StabilityAI가 상원에 보낸 서한에서 오픈 소스 AI의 활성화를 지지하는 내용입니다.

A letter by StabilityAI to the Senate in which they advocate for the promotion of open source AI.

ChatGPT의 대화 공유 링크 / ChatGPT Shared Links (3 minute read)

공유 링크는 사용자가 각 대화에 대해 고유한 URL을 생성할 수 있는 ChatGPT의 새로운 기능입니다. 링크를 친구, 동료, 공동 작업자와 공유할 수 있습니다. 공유 링크는 스크린샷을 공유하던 기존의 번거로운 방법을 대체하여 사용자가 ChatGPT 대화를 공유할 수 있는 새로운 방법을 제공합니다.

Shared links is a new feature in ChatGPT that allows users to generate a unique URL for each conversation. Links can be shared with friends, colleagues, and collaborators.
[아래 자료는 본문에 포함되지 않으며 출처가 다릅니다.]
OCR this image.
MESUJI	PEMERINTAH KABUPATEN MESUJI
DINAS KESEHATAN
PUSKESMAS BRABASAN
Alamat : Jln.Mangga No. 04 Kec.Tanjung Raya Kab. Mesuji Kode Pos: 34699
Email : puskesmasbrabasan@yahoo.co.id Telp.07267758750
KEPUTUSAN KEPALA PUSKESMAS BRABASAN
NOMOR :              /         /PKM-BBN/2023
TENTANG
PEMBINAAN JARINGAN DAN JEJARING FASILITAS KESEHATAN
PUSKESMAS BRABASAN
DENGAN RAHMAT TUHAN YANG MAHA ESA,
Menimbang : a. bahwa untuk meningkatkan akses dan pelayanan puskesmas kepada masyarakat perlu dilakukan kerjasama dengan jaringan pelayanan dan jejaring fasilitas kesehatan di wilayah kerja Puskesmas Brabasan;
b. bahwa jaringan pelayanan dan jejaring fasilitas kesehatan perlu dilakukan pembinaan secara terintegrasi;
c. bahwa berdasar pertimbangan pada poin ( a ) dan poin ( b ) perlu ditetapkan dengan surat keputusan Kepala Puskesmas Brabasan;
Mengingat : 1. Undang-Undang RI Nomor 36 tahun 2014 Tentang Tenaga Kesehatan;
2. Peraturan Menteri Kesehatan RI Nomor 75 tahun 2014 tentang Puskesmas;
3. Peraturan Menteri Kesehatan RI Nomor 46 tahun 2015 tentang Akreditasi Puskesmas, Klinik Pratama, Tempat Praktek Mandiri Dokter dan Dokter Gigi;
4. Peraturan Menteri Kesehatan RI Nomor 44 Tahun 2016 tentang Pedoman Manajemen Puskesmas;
Shared links offer a new way for users to share their ChatGPT conversations, replacing the old and burdensome method of sharing screenshots.

더 읽어보기 / Quick Links

에듀테크 그룹, AI는 친구라고 주장 / Edtech Groups Insist AI Is A Friend (4 minute read)
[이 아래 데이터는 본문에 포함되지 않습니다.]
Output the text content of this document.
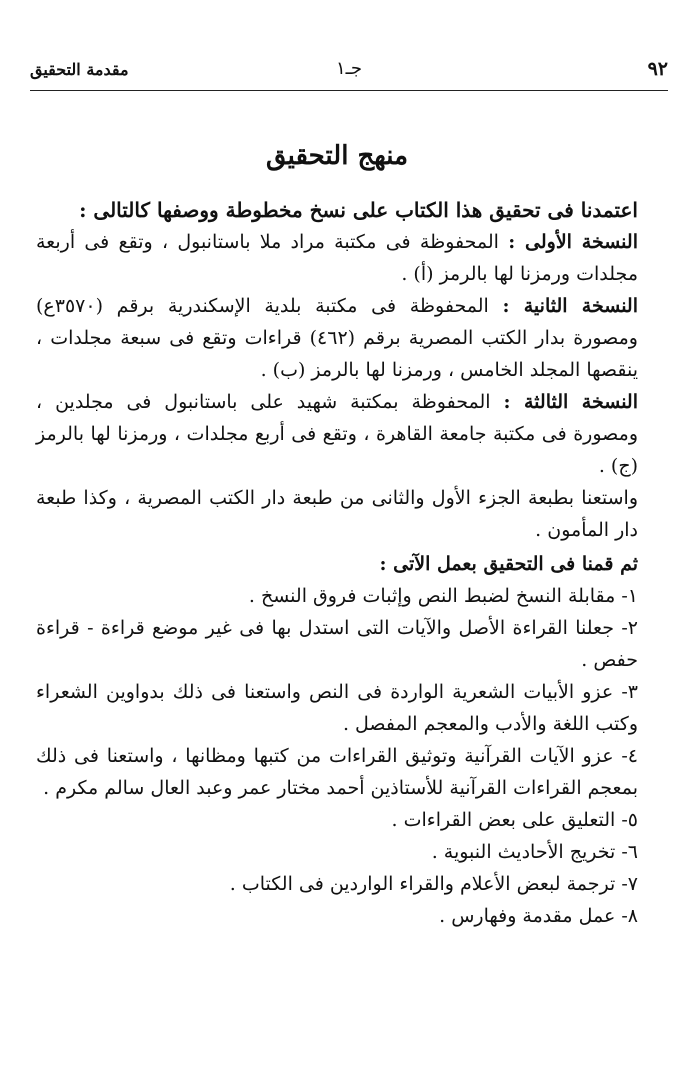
٩٢
جـ١
مقدمة التحقيق
منهج التحقيق

اعتمدنا فى تحقيق هذا الكتاب على نسخ مخطوطة ووصفها كالتالى :

النسخة الأولى : المحفوظة فى مكتبة مراد ملا باستانبول ، وتقع فى أربعة مجلدات ورمزنا لها بالرمز (أ) .

النسخة الثانية : المحفوظة فى مكتبة بلدية الإسكندرية برقم (٣٥٧٠ع) ومصورة بدار الكتب المصرية برقم (٤٦٢) قراءات وتقع فى سبعة مجلدات ، ينقصها المجلد الخامس ، ورمزنا لها بالرمز (ب) .

النسخة الثالثة : المحفوظة بمكتبة شهيد على باستانبول فى مجلدين ، ومصورة فى مكتبة جامعة القاهرة ، وتقع فى أربع مجلدات ، ورمزنا لها بالرمز (ج) .

واستعنا بطبعة الجزء الأول والثانى من طبعة دار الكتب المصرية ، وكذا طبعة دار المأمون .

ثم قمنا فى التحقيق بعمل الآتى :

١- مقابلة النسخ لضبط النص وإثبات فروق النسخ .

٢- جعلنا القراءة الأصل والآيات التى استدل بها فى غير موضع قراءة - قراءة حفص .

٣- عزو الأبيات الشعرية الواردة فى النص واستعنا فى ذلك بدواوين الشعراء وكتب اللغة والأدب والمعجم المفصل .

٤- عزو الآيات القرآنية وتوثيق القراءات من كتبها ومظانها ، واستعنا فى ذلك بمعجم القراءات القرآنية للأستاذين أحمد مختار عمر وعبد العال سالم مكرم .

٥- التعليق على بعض القراءات .

٦- تخريج الأحاديث النبوية .

٧- ترجمة لبعض الأعلام والقراء الواردين فى الكتاب .

٨- عمل مقدمة وفهارس .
듀오링고와 같은 에듀테크 그룹은 저렴한 플랫폼이 비즈니스를 약화시킬 가능성이 있음에도 불구하고 AI가 비즈니스를 향상시킬 것이라고 주장합니다.

Edtech groups such as Duolingo insist that AI will enhance their business, despite the possibility that cheap platforms undercut their business.

Threestudio (GitHub Repo)

쓰리스튜디오는 텍스트 프롬프트, 단일 이미지, 몇 장의 이미지에서 3D 콘텐츠를 제작하기 위한 통합 프레임워크로, 2D 텍스트-이미지 생성 모델을 끌어올려 3D 콘텐츠를 제작할 수 있습니다.

Threestudio is a unified framework for 3D content creation from text prompts, single images, and few-shot images, by lifting 2D text-to-image generation models.

Freepik AI 이미지 생성기 / Freepik AI image generator (Product Launch)

AI 이미지 생성기는 단어를 사용하여 독특한 이미지를 만들 수 있는 새로운 디지털 아트 도구입니다. 검색창에 텍스트를 입력하기만 하면 사용 가능한 아트 스타일 중 하나로 멋진 이미지를 만들 수 있습니다.

The AI Image Generator is a new digital art tool that allows you to create unique images using your words. All you have to do is to type a text in the search bar, and you’ll have stunning images in one of the available art styles.

CapeChat (Product Launch)

케이프챗은 문서를 자동으로 암호화하고 민감한 데이터를 삭제합니다. ChatGPT API로 구동되므로 개인 정보를 보호하면서 최고의 언어 모델을 사용할 수 있습니다.

CapeChat automatically encrypts your documents and redacts any sensitive data. It’s powered by the ChatGPT API, so you get the best language model while preserving your privacy.